Folks, the 2016 pollsters weren't all that off-key, said Charlie Cook on Sunday at a Zoom gathering of the Adult Forum at St. John's Episcopal Church-Lafayette Square. (Yes, the same church where Trump thumped or thumbed or trummed or trumped the Bible or whatever he did to it upside down on June 1.)
What the pollsters missed in 2016 was the Electoral College count, but there's no mistaking that Joe Biden is a lot more likeable than Hillary Clinton was, and voters this year are weary of Donald Trump, evidenced by his falling poll numbers which match his falling fundraising numbers, covid and the first debate and "boom!"
Trump is done and fried.
All his lies before the first debate and his performance that night turned off the few remaining undecided voters, said Mr. Cook.
After the first debate, the fence sitters "turned down the volume" and "boom! I don't think they are hearing a word he's saying now," Mr. Cook said.
It's a "totally different dynamic" this year compared to 2016. What we have now is "an up or down vote on the incumbent," absent in 2016 which saw a late breaking vote for Trump. His unfavorable ratings then were matched by Hillary's, both candidates' ratings, "way upside down."
Many voters didn't much like either person.

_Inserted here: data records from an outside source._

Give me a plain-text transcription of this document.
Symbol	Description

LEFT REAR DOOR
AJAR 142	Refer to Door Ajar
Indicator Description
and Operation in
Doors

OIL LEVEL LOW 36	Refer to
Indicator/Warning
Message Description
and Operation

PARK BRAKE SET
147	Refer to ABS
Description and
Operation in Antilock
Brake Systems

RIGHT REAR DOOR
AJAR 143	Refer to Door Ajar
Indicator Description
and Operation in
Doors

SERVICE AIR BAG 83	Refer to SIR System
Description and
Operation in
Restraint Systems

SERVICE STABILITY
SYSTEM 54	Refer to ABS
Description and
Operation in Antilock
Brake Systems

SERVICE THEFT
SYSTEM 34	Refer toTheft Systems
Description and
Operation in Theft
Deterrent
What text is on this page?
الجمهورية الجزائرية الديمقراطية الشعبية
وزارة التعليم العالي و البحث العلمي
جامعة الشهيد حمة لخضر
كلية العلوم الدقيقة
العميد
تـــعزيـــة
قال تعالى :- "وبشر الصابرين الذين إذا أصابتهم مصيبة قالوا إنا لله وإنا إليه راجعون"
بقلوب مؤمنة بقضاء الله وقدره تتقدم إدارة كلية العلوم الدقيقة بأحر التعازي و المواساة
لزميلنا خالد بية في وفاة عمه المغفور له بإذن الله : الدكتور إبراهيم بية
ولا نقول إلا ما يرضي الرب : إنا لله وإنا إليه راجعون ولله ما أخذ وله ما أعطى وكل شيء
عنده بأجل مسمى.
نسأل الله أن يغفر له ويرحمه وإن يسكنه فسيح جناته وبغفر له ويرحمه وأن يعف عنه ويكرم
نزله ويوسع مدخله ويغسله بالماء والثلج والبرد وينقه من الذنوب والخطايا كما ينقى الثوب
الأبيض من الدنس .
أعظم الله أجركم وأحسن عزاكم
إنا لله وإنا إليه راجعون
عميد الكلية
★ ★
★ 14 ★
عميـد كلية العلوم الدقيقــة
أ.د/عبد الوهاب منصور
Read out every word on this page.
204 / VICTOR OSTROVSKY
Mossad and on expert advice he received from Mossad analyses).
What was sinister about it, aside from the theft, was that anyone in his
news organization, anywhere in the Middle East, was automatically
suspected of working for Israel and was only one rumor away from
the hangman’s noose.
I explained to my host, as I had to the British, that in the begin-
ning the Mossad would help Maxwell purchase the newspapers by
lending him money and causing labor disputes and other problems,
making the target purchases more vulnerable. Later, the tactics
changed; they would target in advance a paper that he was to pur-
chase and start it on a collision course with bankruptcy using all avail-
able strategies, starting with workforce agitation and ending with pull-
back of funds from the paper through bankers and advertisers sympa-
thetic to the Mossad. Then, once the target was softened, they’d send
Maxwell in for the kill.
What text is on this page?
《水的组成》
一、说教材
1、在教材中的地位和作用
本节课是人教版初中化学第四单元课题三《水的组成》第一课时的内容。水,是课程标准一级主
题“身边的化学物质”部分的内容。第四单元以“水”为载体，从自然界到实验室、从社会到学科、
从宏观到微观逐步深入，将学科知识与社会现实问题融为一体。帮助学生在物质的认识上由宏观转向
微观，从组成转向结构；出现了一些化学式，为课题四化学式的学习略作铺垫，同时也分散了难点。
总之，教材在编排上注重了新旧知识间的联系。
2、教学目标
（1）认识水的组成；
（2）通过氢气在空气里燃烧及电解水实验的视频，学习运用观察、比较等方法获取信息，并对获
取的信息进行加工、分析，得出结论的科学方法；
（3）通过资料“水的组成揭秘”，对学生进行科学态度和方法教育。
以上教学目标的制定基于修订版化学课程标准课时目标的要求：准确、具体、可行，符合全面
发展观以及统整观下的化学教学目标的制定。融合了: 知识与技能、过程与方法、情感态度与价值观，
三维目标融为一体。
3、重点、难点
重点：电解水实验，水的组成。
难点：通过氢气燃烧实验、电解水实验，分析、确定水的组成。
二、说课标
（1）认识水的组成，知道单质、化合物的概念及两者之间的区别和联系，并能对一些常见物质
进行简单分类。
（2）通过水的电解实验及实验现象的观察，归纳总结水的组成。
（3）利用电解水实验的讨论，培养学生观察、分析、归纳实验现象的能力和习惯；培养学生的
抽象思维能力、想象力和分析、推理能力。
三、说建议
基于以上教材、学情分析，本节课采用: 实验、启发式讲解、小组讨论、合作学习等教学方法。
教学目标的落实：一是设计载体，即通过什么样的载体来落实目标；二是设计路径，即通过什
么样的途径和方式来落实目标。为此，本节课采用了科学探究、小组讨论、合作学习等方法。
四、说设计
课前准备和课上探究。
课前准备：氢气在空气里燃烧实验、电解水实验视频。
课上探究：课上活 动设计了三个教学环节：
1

This year Joe Biden has positive ratings which exceed his negatives, while the opposite has always plagued Trump who has a 20% chance of winning the Electoral College.
Mr. Cook quoted a portion of the "unknowns" statement by Donald Rumsfeld (the second most remembered thing about him):
As we know, there are known knowns; there are things we know we know. We also know there are known unknowns; that is to say we know there are some things we do not know. But there are also unknown unknowns—the ones we don’t know we don’t know.
Biden has a 40% percent chance of a "skinny win" and a 40% chance of a "big win" if he wins five or six of the "big 6" (Arizona, Florida, Pennsylvania, Michigan, Wisconsin and North Carolina) and a big get if he wins Ohio, Georgia, Iowa, or Texas.
Trump must win Texas, Florida, North Carolina, and Georgia to stay in office.
This year's turnout is "huge;" it's not "a close race," but whether the early voters are new voters or ones who would have voted anyway is not known...yet.
2020 may become a "wave" election, like those in 1964 and 1980, Mr. Cook said.
The 2016 pollsters may have leaned too heavily on the college-educated without adequate attention to the non-college-educated, Mr. Cook said, skewing the numbers, but pollsters have pretty well learned their lesson, and that is not happening this year.
One of Hillary's errors in 2016 was using the word "deplorables" which "cost her a half million to a million votes."
Another "big mistake" she made was going to Arizona at the expense of Michigan and Wisconsin which she did not visit between Labor Day and Election Day. (Hillary "has accumulated a lot of baggage over the years.")
She lost those states and, in case anyone has been napping four years, the election.
Mr. Cook quoted the Gallup Poll: Trump's first year in office earned him the lowest post-World War II job approval rating ever recorded for any president (by 10+ points! 38%) and his second year (40%), was the second lowest post-World War II rating. (Jimmy Carter's third year in office takes that prize.)
Trump's job current job approval average is 43% with an average over his term of 41%. He has hit as high as 49%, but his solid base of favorability by 40-42% of Americans will support him no matter what.
History shows his present job approval rating is not enough to win a second term.
St. John's Episcopal Church, Lafayette Square, Washington, D.C. Photo by Patricia Leslie
From St. John's:
"Charlie Cook, Editor and Publisher of The Cook Political Report, political analyst for the National Journal Group, and a political analyst for NBC News. Founded in 1984, New York Times once described The Cook Political Report as, 'a newsletter that both parties regard as authoritative' while CBS News’ Bob Schieffer called it, 'the bible of the political community.' Mr. Cook has appeared on numerous news shows and has served over the years as an Election Night analyst; since 1996, he has been part of the NBC News Election Night Decision Desk."
St. John's Episcopal Church, Lafayette Square, Washington, D.C. Photo by Patricia LeslieCharlie Cook is one benefit of belonging to St. John's. Another one is a nice respite from the election this coming Sunday when CNN "royal commentator," Victoria Arbiter, will speak on The Windsors: A Chat about the British Royal Family.
Writer's note to the Cook Political Report: You are wrong labeling Virginia as "likely Democrat" in the "2020 Electoral College Ratings." We are SOLID Democrat as evidenced by the 44 point spread Biden has over Trump in Fairfax County. Whither goest, thou, Fairfax County, there follows the Commonwealth of Virginia.